Still making my way through Last Defense Academy, which is just incredibly overlong, if you can say “overlong” in a laudatory way.
I really love the final exam boss and feel like they are very underutilized, maybe because getting them just perfect is a challenge. Still, there’s something about a boss that you spend hours figuring out how to put down right before the credits roll that, for me, makes a video game perfectly satisfying. The PS4 God of War had one in the optional Valkyrie Queen, and the otherwise sort of decent Astral Chain had an amazing final boss fight that finally brought all of its individually neat mechanics into play all at once, instead of just being another set piece where you could choose one trick and kinda button mash your way through it
OH THE VALKYRIE QUEEN!!!!
That was another fight that made me switch from Normal to Storytelling. Saying “Well, I got her down to 80%…” when I fought the best fight of my life was the final straw.
And then, even on the easy mode, it still took me three or four times (but those times made me feel hopeful rather than hopeless).
Just beat it.
Wowsers.
*THAT* was a game.
The worst part is that there’s no real spoiler-free way to talk about it except in the broadest of strokes.
It’s French as heck.
There’s a monologue given by the antagonist that makes you say “The Antagonist has a point.”
The combat is amazing. The story is amazing. The world is amazing. The themes are the things that philosophy students would argue about whilst drinking wine and eating cheese and smoking camels.

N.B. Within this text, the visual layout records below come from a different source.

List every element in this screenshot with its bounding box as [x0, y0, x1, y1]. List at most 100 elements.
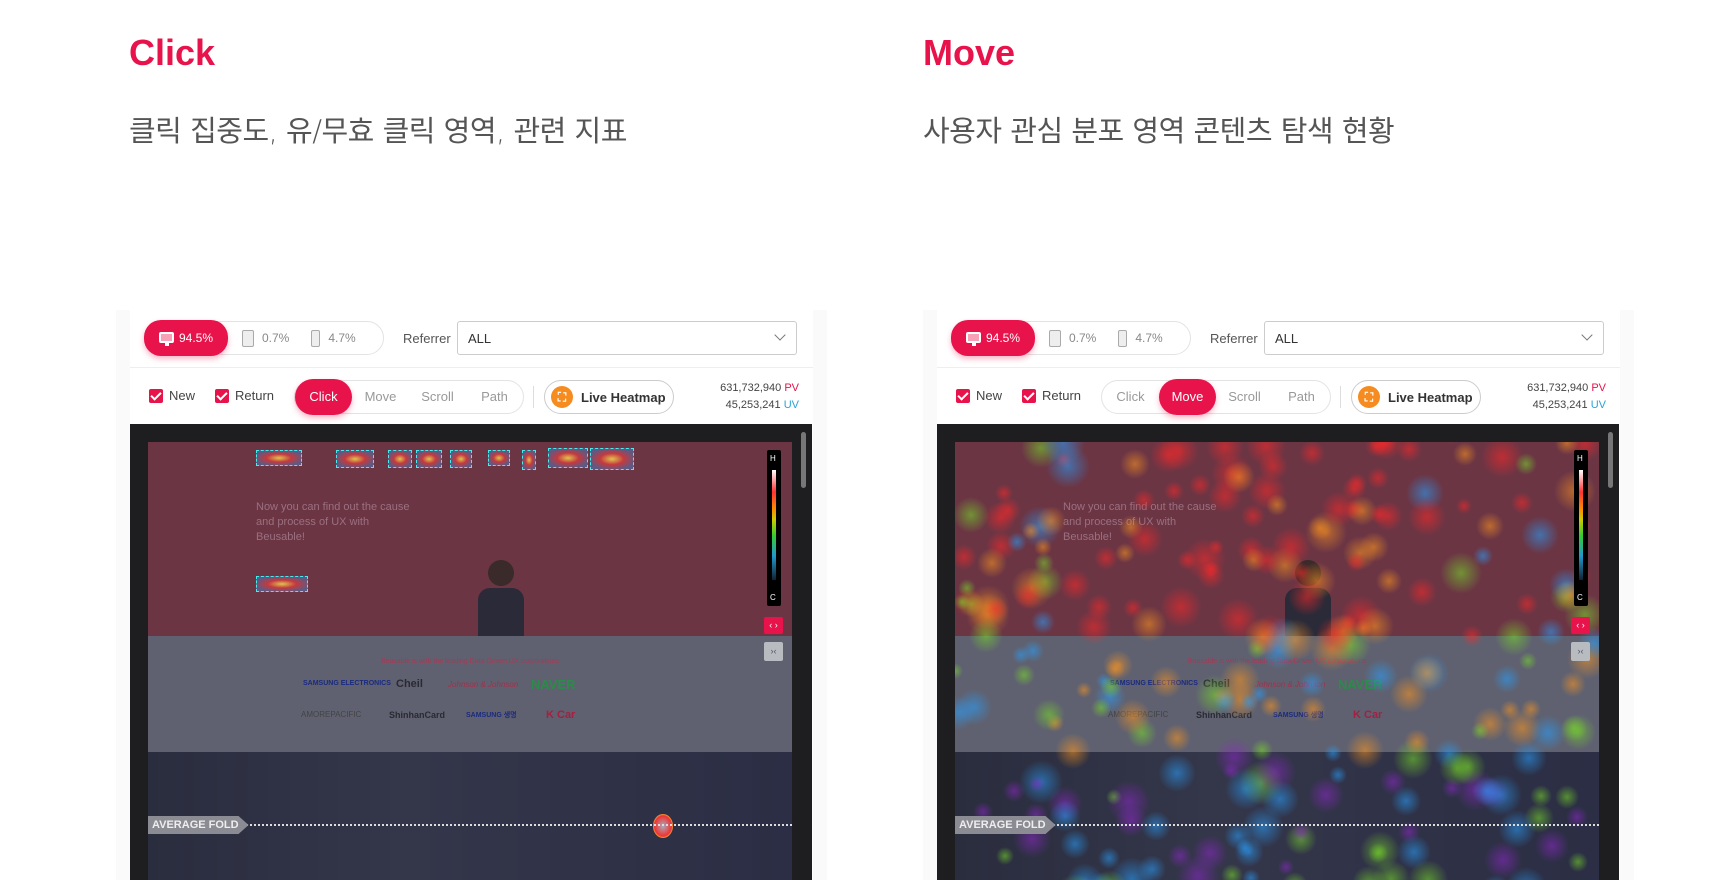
hero-section: Now you can find out the cause and proce…: [148, 442, 792, 636]
tablet-icon: [1049, 329, 1061, 347]
device-selector: 94.5% 0.7% 4.7%: [951, 319, 1191, 356]
device-mobile-button[interactable]: 4.7%: [1118, 329, 1163, 347]
return-label: Return: [1042, 388, 1082, 403]
logo-samsung-life: SAMSUNG 생명: [1273, 712, 1324, 719]
logo-shinhancard: ShinhanCard: [389, 710, 446, 720]
tab-path[interactable]: Path: [1273, 379, 1330, 415]
tab-path[interactable]: Path: [466, 379, 523, 415]
tab-move[interactable]: Move: [1159, 379, 1216, 415]
tablet-share: 0.7%: [262, 331, 290, 345]
average-fold-line: AVERAGE FOLD: [148, 816, 792, 834]
legend-cold-label: C: [1577, 593, 1583, 602]
code-toggle-button[interactable]: ‹ ›: [764, 617, 783, 634]
logo-naver: NAVER: [1338, 677, 1383, 692]
referrer-value: ALL: [468, 331, 492, 346]
section-subtitle: 사용자 관심 분포 영역 콘텐츠 탐색 현황: [923, 114, 1395, 148]
hero-text: Now you can find out the cause and proce…: [256, 501, 410, 543]
device-desktop-button[interactable]: 94.5%: [951, 319, 1035, 356]
partners-section: Beusable is with the leading Data-Driven…: [148, 636, 792, 752]
return-checkbox[interactable]: Return: [1022, 388, 1081, 403]
compare-button[interactable]: ›‹: [764, 642, 783, 661]
click-column: Click 클릭 집중도, 유/무효 클릭 영역, 관련 지표 94.5% 0.…: [0, 0, 867, 880]
code-toggle-button[interactable]: ‹ ›: [1571, 617, 1590, 634]
tab-click[interactable]: Click: [295, 379, 352, 415]
move-column: Move 사용자 관심 분포 영역 콘텐츠 탐색 현황 94.5% 0.7% 4…: [807, 0, 1734, 880]
new-label: New: [169, 388, 196, 403]
logo-kcar: K Car: [1353, 709, 1383, 721]
device-desktop-button[interactable]: 94.5%: [144, 319, 228, 356]
character-illustration: [1295, 560, 1321, 586]
divider: [1340, 386, 1341, 408]
pv-label: PV: [784, 382, 799, 394]
device-tablet-button[interactable]: 0.7%: [1049, 329, 1097, 347]
pv-value: 631,732,940: [720, 382, 782, 394]
character-body: [478, 588, 524, 636]
fold-dotted-line: [1045, 824, 1599, 826]
section-subtitle: 클릭 집중도, 유/무효 클릭 영역, 관련 지표: [129, 114, 627, 148]
mode-tabs: Click Move Scroll Path: [1101, 379, 1331, 415]
heatmap-viewport: Now you can find out the cause and proce…: [130, 424, 812, 880]
logo-samsung: SAMSUNG ELECTRONICS: [1110, 680, 1198, 687]
heat-legend: HC: [767, 450, 781, 606]
uv-value: 45,253,241: [725, 399, 781, 411]
chevron-down-icon: [774, 329, 786, 341]
live-heatmap-icon: ⛶: [1358, 386, 1380, 408]
character-body: [1285, 588, 1331, 636]
logo-kcar: K Car: [546, 709, 576, 721]
chevron-down-icon: [1581, 329, 1593, 341]
hero-text: Now you can find out the cause and proce…: [1063, 501, 1217, 543]
live-heatmap-button[interactable]: ⛶ Live Heatmap: [1351, 380, 1481, 414]
referrer-label: Referrer: [1210, 331, 1258, 346]
compare-button[interactable]: ›‹: [1571, 642, 1590, 661]
return-checkbox[interactable]: Return: [215, 388, 274, 403]
referrer-select[interactable]: ALL: [1264, 321, 1604, 355]
tablet-share: 0.7%: [1069, 331, 1097, 345]
partners-section: Beusable is with the leading Data-Driven…: [955, 636, 1599, 752]
live-heatmap-label: Live Heatmap: [1388, 389, 1473, 405]
legend-gradient: [1579, 470, 1583, 580]
new-checkbox[interactable]: New: [149, 388, 195, 403]
page-preview: Now you can find out the cause and proce…: [955, 442, 1599, 880]
tab-scroll[interactable]: Scroll: [1216, 379, 1273, 415]
logo-cheil: Cheil: [1203, 678, 1230, 690]
page-preview: Now you can find out the cause and proce…: [148, 442, 792, 880]
logo-jnj: Johnson & Johnson: [448, 680, 519, 689]
heatmap-panel: 94.5% 0.7% 4.7% Referrer ALL New Return …: [923, 310, 1634, 880]
logo-amorepacific: AMOREPACIFIC: [1108, 710, 1169, 719]
hero-section: Now you can find out the cause and proce…: [955, 442, 1599, 636]
new-checkbox[interactable]: New: [956, 388, 1002, 403]
scrollbar[interactable]: [1608, 432, 1613, 488]
live-heatmap-label: Live Heatmap: [581, 389, 666, 405]
legend-cold-label: C: [770, 593, 776, 602]
referrer-select[interactable]: ALL: [457, 321, 797, 355]
tab-scroll[interactable]: Scroll: [409, 379, 466, 415]
mobile-icon: [1118, 329, 1128, 347]
tablet-icon: [242, 329, 254, 347]
device-mobile-button[interactable]: 4.7%: [311, 329, 356, 347]
live-heatmap-button[interactable]: ⛶ Live Heatmap: [544, 380, 674, 414]
average-fold-label: AVERAGE FOLD: [955, 816, 1056, 834]
divider: [937, 367, 1620, 368]
section-title: Move: [923, 32, 1016, 73]
average-fold-line: AVERAGE FOLD: [955, 816, 1599, 834]
mobile-share: 4.7%: [1135, 331, 1163, 345]
scrollbar[interactable]: [801, 432, 806, 488]
device-tablet-button[interactable]: 0.7%: [242, 329, 290, 347]
traffic-stats: 631,732,940 PV 45,253,241 UV: [1527, 380, 1606, 414]
mode-tabs: Click Move Scroll Path: [294, 379, 524, 415]
partners-heading: Beusable is with the leading Data-Driven…: [380, 658, 560, 665]
legend-gradient: [772, 470, 776, 580]
tab-click[interactable]: Click: [1102, 379, 1159, 415]
section-title: Click: [129, 32, 216, 73]
logo-samsung-life: SAMSUNG 생명: [466, 712, 517, 719]
logo-jnj: Johnson & Johnson: [1255, 680, 1326, 689]
heat-legend: HC: [1574, 450, 1588, 606]
divider: [533, 386, 534, 408]
tab-move[interactable]: Move: [352, 379, 409, 415]
logo-amorepacific: AMOREPACIFIC: [301, 710, 362, 719]
referrer-value: ALL: [1275, 331, 1299, 346]
desktop-share: 94.5%: [985, 330, 1021, 345]
referrer-label: Referrer: [403, 331, 451, 346]
logo-naver: NAVER: [531, 677, 576, 692]
checkbox-checked-icon: [956, 388, 970, 403]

It almost makes me mad at other games from the last 10 years or so. “You could have been making stuff like *THIS*!!! Instead you made stuff like *THAT*!!!”
Dang, what a good game.
Oldest Boy bought me “Elden Ring: Nightreign” for Father’s Day, so I fired that up this weekend to play with him and his brother. I…do not remember how to play this game, so I spent a chunk of my sunday replaying the tutorial over and over again to try to recapture my Elden Ring reflexes. I didn’t really want to play Elden Ring again but for the sake of doing things with my children I’ll figure it out.